What I suspect they did was cut the record on the lathe at 45 RPM while playing the tape back slowly. Since Capitol hasn't been cutting 78s for a half century or more, it would not surprise me if their lathe can't spin at 78 RPM (I'm trying to find out whether that is the case or not). But no problem right? Play the tape (or digital file) back at around 57.7% speed, and spin the lathe at 45 RPM and everything should work, right? Not exactly. The problem comes when introducing the RIAA compensation curve, and if that is applied as the tape runs at the slower speed, it also shifts the RIAA crossover points. If that is the case, and the RIAA curve is off, the frequency response will be a bit off when actually played at 78 RPM.
How do I know this you ask? Well, I don't, it's a somewhat educated guess. I recorded my copy while playing at 45. Then I sped it up the proper amount using the method outlined in the post below. But when I used the EQ program I suggested (using the 45 > 78 setting) the frequency response sounded off (too bass heavy and muffled in the treble). But if I didn't apply the EQ change, it sounded right. When I recorded at 33.3 and applied the appropriate speed changes and EQ correction in Equalizer, the resulting file sounded even more off than when I recorded at 45 and applied the changes. I've used Equalizer to adjust EQ under similar circumstances dozens of times in the past, and this is the first time I've found the results unsatisfactory.
It was also interesting to me that on the EQ corrected copy I could see the brickwall frequency cut off appears to have been mostly shifted down to around 17 kHz, whereas without the correction I see the brickwall cutoff around 22 kHz (which is right were I would expect it to be if they used a 44.1 kHz digital source, or had a 44.1 digital delay head in their cutting set up). Also when I inspected the re-EQ'd file I recorded at 33.3 RPM, the brickwall filter appeared to have mostly been shifted down even further than that (to around 15 kHz).
So my revised advise--in this case only--is to skip the EQ step I outlined below for best sound quality. Just record at 45, speed it up, and don't worry about correcting the EQ. It will sound fine that way. The difference between the two is not so huge anyway, but the uncorrected version sounded more right to my ears. Or you can do it both ways (it's a free program and works quickly) and decide which way it sounds best for yourself.

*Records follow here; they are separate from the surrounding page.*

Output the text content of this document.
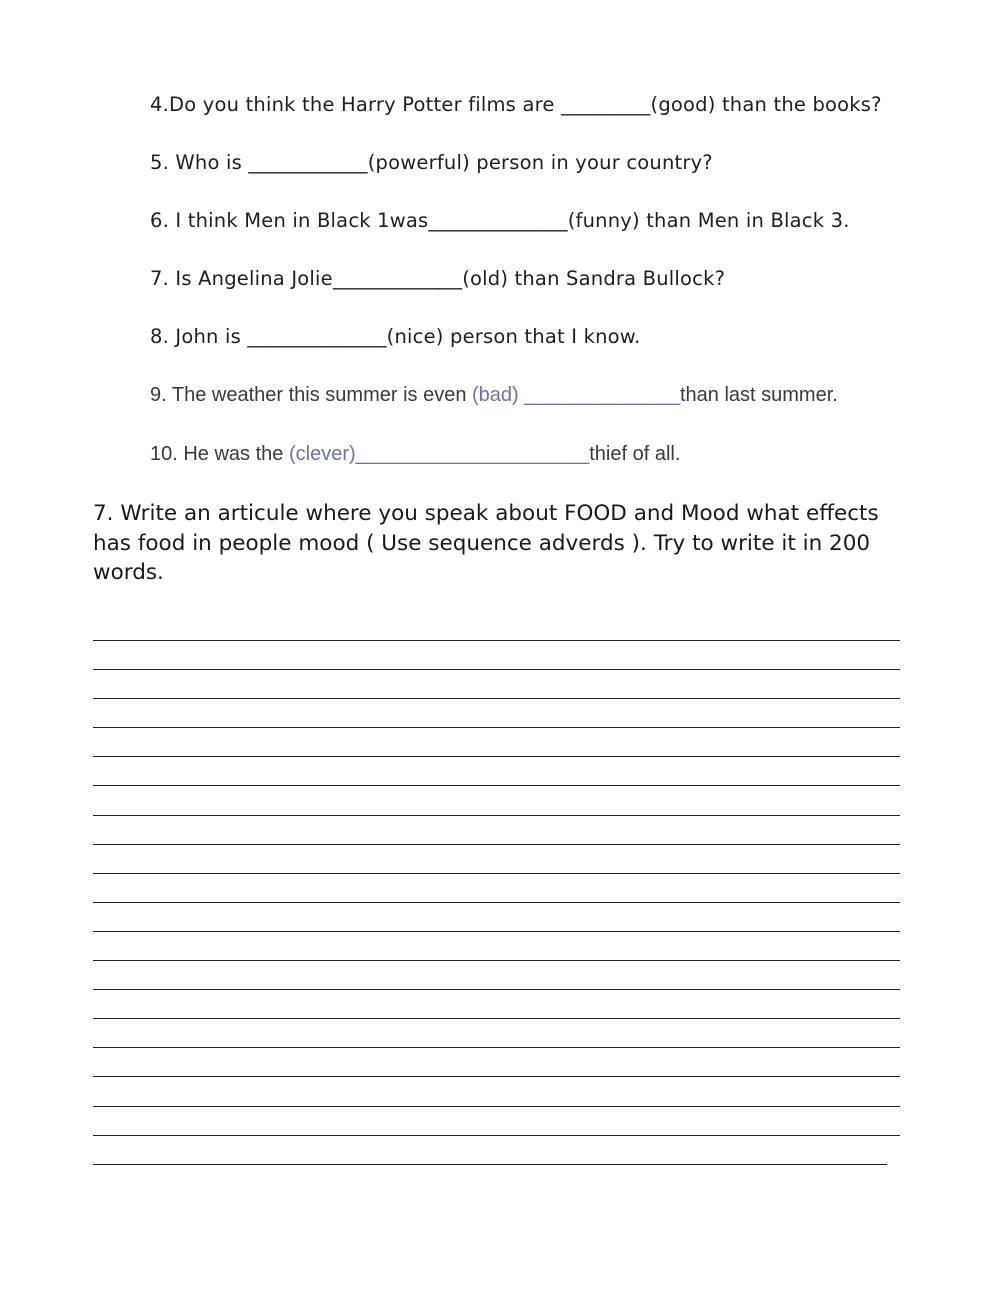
4.Do you think the Harry Potter films are _________(good) than the books?
5. Who is ____________(powerful) person in your country?
6. I think Men in Black 1was______________(funny) than Men in Black 3.
7. Is Angelina Jolie_____________(old) than Sandra Bullock?
8. John is ______________(nice) person that I know.
9. The weather this summer is even (bad) ______________than last summer.
10. He was the (clever)_____________________thief of all.

7. Write an articule where you speak about FOOD and Mood what effects has food in people mood ( Use sequence adverds ). Try to write it in 200 words.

I just want to emphasize that in other cases, I have found the Equalizer program to work perfectly for transcribing vintage 78s. Brian Davies, the author of the program knows 78s inside out and backward in his sleep. I highly recommend Equalizer in general both for transcribing vintage 78s at 45 RPM, or for recording 45 RPM singles at 33.3 (which is sometimes a useful technique if you have a noisy 45, but that's another story). And as I have noted in the past, Click Repair (also by Davies), is the single best vinyl restoration program I have used, and I recommend it highly to anyone who wants to digitize any kind of record (78s, 45s, LPs, flexi-discs, whatever...).
All of this is assuming Capitol used the RIAA curve to cut the record, and since the release doesn't indicate any other curve was utilized (Decca, Columbia, Westrex, etc.), I think it is reasonable to assume they used RIAA, although I could be wrong about that.
I have a few inquiries out, and I'll see what I can find out what actually happened. Although, honestly, I think I've wasted more than enough time on this already.
**Update: I revised this post for the sake of clarity. The original post was written quite quickly, and may not have been as clear as I hoped it would be.